The Velar isn’t available with low-range but that won’t bother any of its owners. It offers permanent all-wheel drive and Land Rover’s Intelligent Driveline Dynamics which monitors a bunch of things from the steering wheel angle to friction between the tyre and the road to determine how torque should be shuffled around the vehicle. All Velar’s get Terrain Response as standard which allows you to scroll from Eco, Comfort, Grass-Gravel-Snow and Mud Ruts; each mode alters the calibration of the engine, transmission, all-wheel drive system, suspension, and stability control systems. Our test car had been fitted with Terrain Response 2 which takes further legwork out of choosing which setting to use by offering an Auto Mode, meaning it’ll determine how everything needs to be configured based on what the sensors are telling it. Clever.
And then there’s All Terrain Progress Control (cost-optioned on our test car – $640) which works from 3.6-30km/h and acts like a slow speed, rough road cruise control. Activate it and all the driver needs to do is steer – you used the cruise control stalk to go slower or quicker. It’s good but only those who need it should bother to pay for it.
The rougher dirt road I drove down wouldn’t have troubled a Subaru XV let alone the Velar, but there were a couple of lumps and bumps in the track where I could get a wheel to lift and even then the Velar just kept going; no graunch, no pause it just kept moving forwards. There’ll be those wanting a more detailed off-road review, but given our test car sat on 21-inch alloys we didn’t want to risk them by going too far off the beaten track. The little bit of lumpy driving I did, though, was enough to tell me that not a single on this car’s competitors is as capable when the bitumen runs out whether an owner will use that capability or not.
While our test car had a towbar fitted to it we didn’t get a chance to tow with it, but looking at the numbers Land Rover has been realistic. See, even when the vehicle is fully loaded with passengers and their gear you can tow at near enough to the vehicles maximum braked towing capacity.
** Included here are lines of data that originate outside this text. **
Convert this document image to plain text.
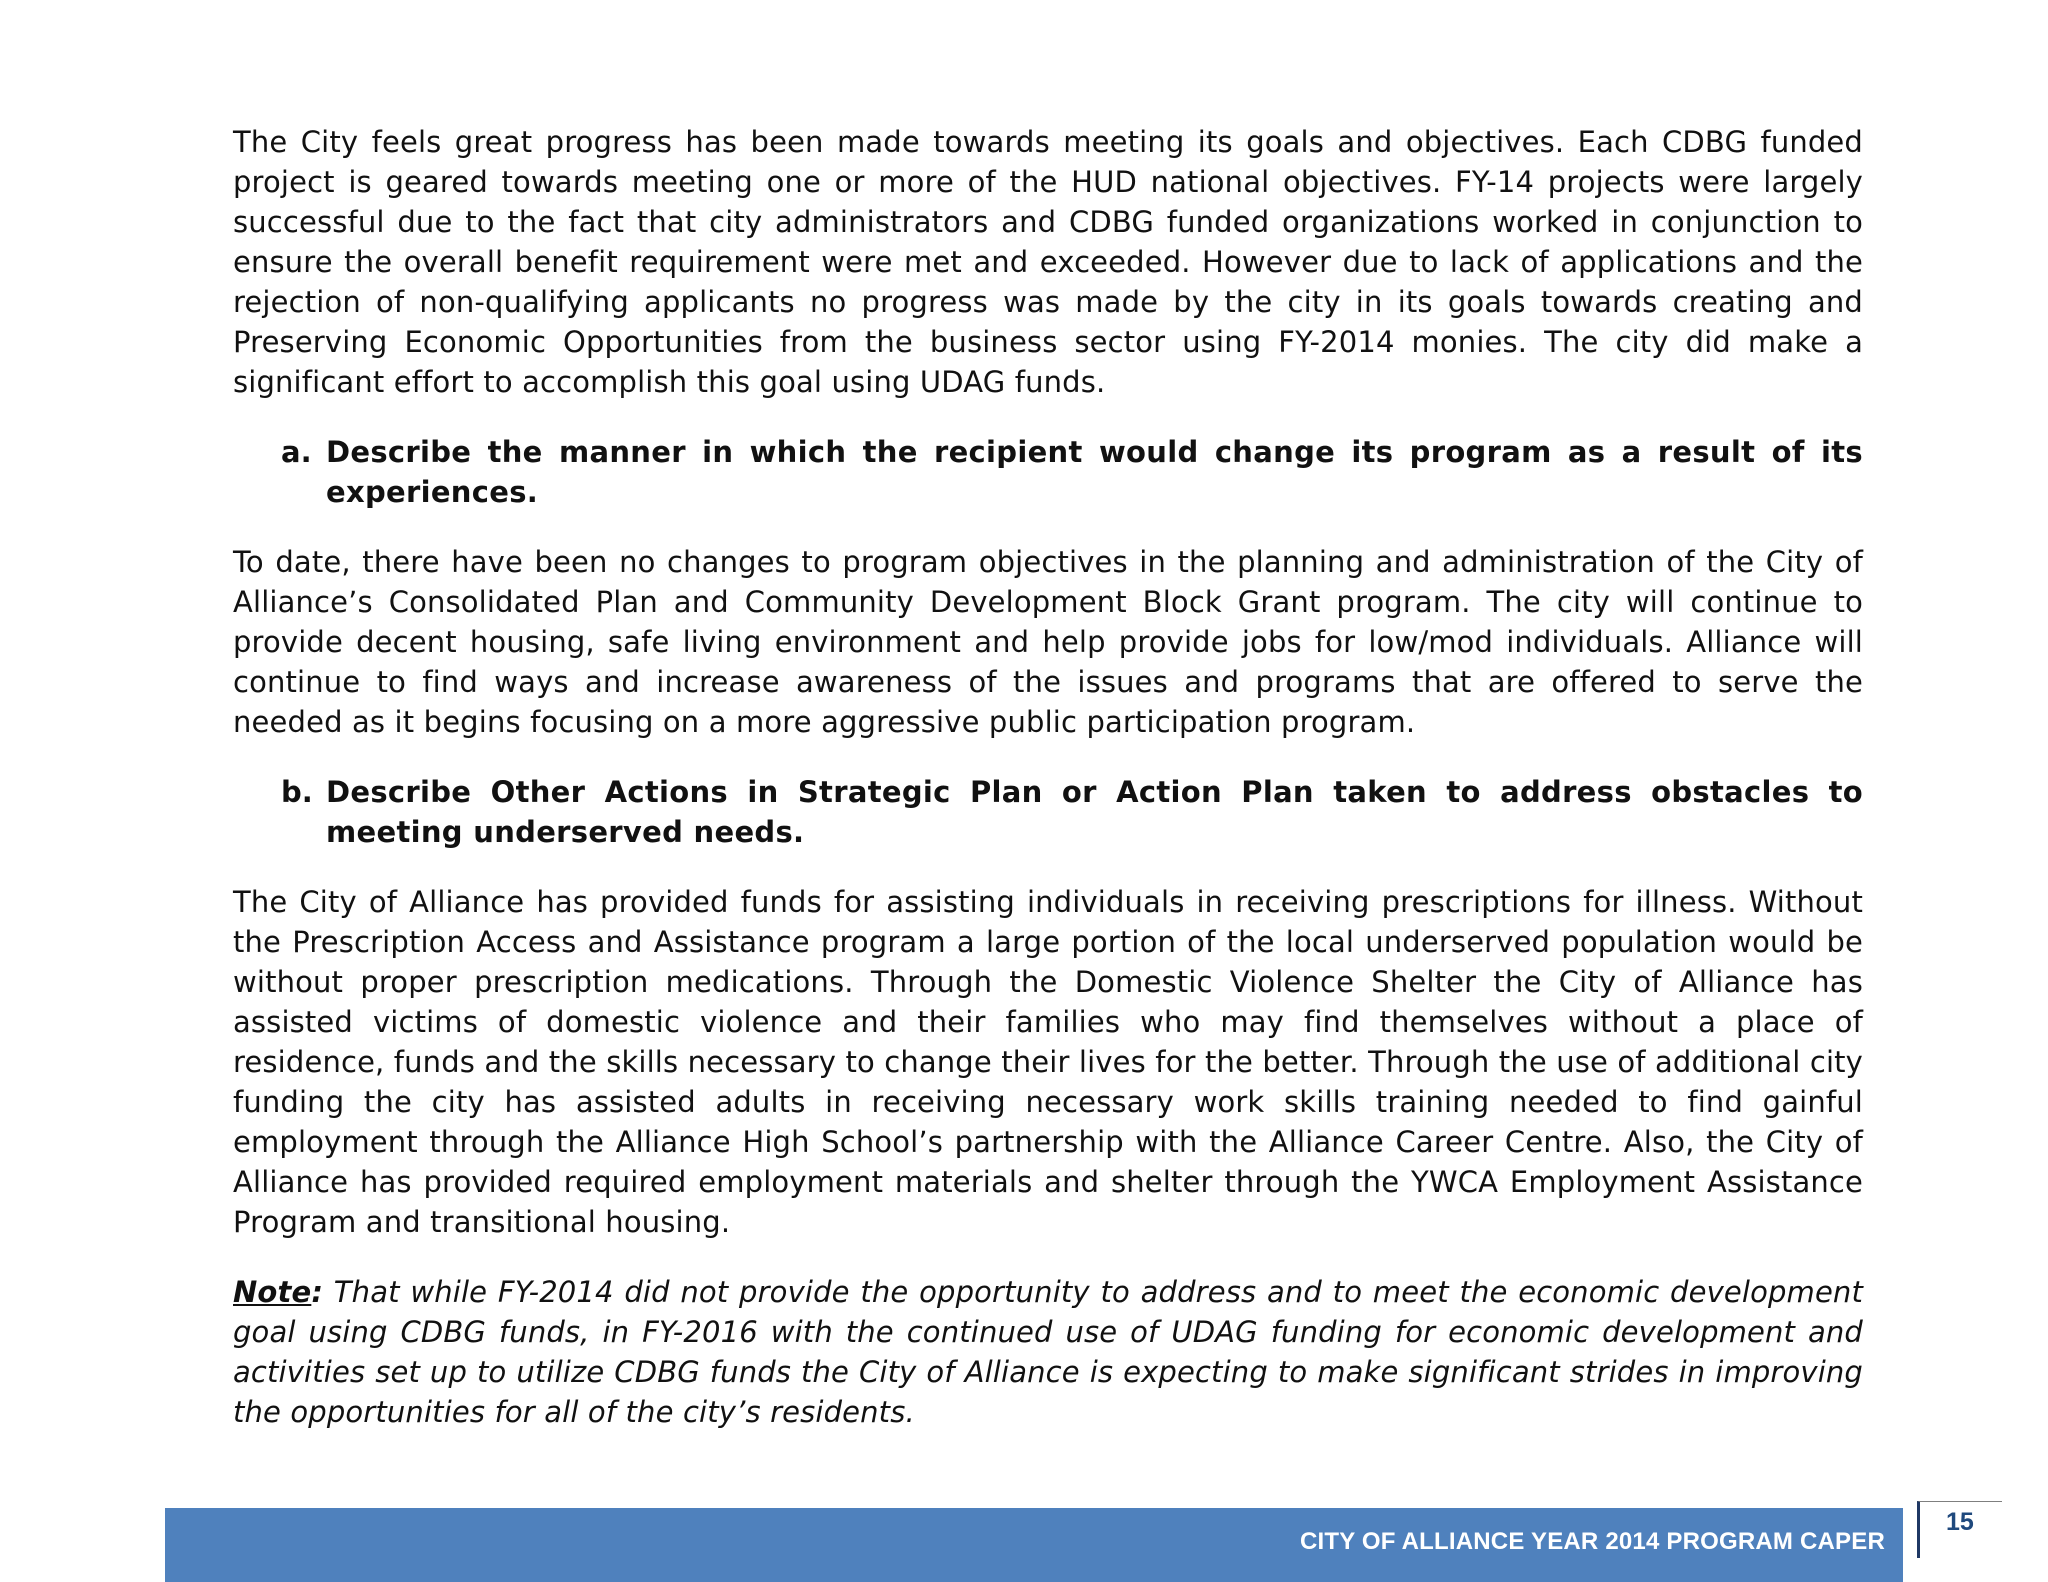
The City feels great progress has been made towards meeting its goals and objectives. Each CDBG funded project is geared towards meeting one or more of the HUD national objectives. FY-14 projects were largely successful due to the fact that city administrators and CDBG funded organizations worked in conjunction to ensure the overall benefit requirement were met and exceeded. However due to lack of applications and the rejection of non-qualifying applicants no progress was made by the city in its goals towards creating and Preserving Economic Opportunities from the business sector using FY-2014 monies. The city did make a significant effort to accomplish this goal using UDAG funds.

a. Describe the manner in which the recipient would change its program as a result of its experiences.

To date, there have been no changes to program objectives in the planning and administration of the City of Alliance’s Consolidated Plan and Community Development Block Grant program. The city will continue to provide decent housing, safe living environment and help provide jobs for low/mod individuals. Alliance will continue to find ways and increase awareness of the issues and programs that are offered to serve the needed as it begins focusing on a more aggressive public participation program.

b. Describe Other Actions in Strategic Plan or Action Plan taken to address obstacles to meeting underserved needs.

The City of Alliance has provided funds for assisting individuals in receiving prescriptions for illness. Without the Prescription Access and Assistance program a large portion of the local underserved population would be without proper prescription medications. Through the Domestic Violence Shelter the City of Alliance has assisted victims of domestic violence and their families who may find themselves without a place of residence, funds and the skills necessary to change their lives for the better. Through the use of additional city funding the city has assisted adults in receiving necessary work skills training needed to find gainful employment through the Alliance High School’s partnership with the Alliance Career Centre. Also, the City of Alliance has provided required employment materials and shelter through the YWCA Employment Assistance Program and transitional housing.

Note: That while FY-2014 did not provide the opportunity to address and to meet the economic development goal using CDBG funds, in FY-2016 with the continued use of UDAG funding for economic development and activities set up to utilize CDBG funds the City of Alliance is expecting to make significant strides in improving the opportunities for all of the city’s residents.

CITY OF ALLIANCE YEAR 2014 PROGRAM CAPER
15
The one issue is that while the maximum braked towing capacity is 2400kg, the towball download is only 175kg. Accepted practice is 10% of the trailer’s weight on the towball thus towing a 2400kg would see 240kg on the towball and that exceeds the towball’s maximum download.
What about safety?
The Velar scored a five-star ANCAP rating and comes standard with autonomous emergency braking controlled via a forward facing stereo camera inside the windscreen behind the centre-mounted rear view mirror. The system is able to provide full braking if necessary. There’s an alarm fitted as standard, six airbags, ISOFIX mounts for the outboard seats, and power operated child locks, trailer stability assist, reversing camera with dynamic lines, torque vectoring by braking, hill descent control and hill launch assist, stability and traction controls, Terrain Response, and roll stability control.
So, what do we think?
Having already driven the smaller-engined Velar and not being totally convinced by it on-road, this bigger-engined SE P380 was a revelation. Smooth, comfortable and with effortless thrust whether you had four on-board and a boot full of gear or not. The Velar looks sensational inside and out and it’ll go further off road than any owner will ever dream of going.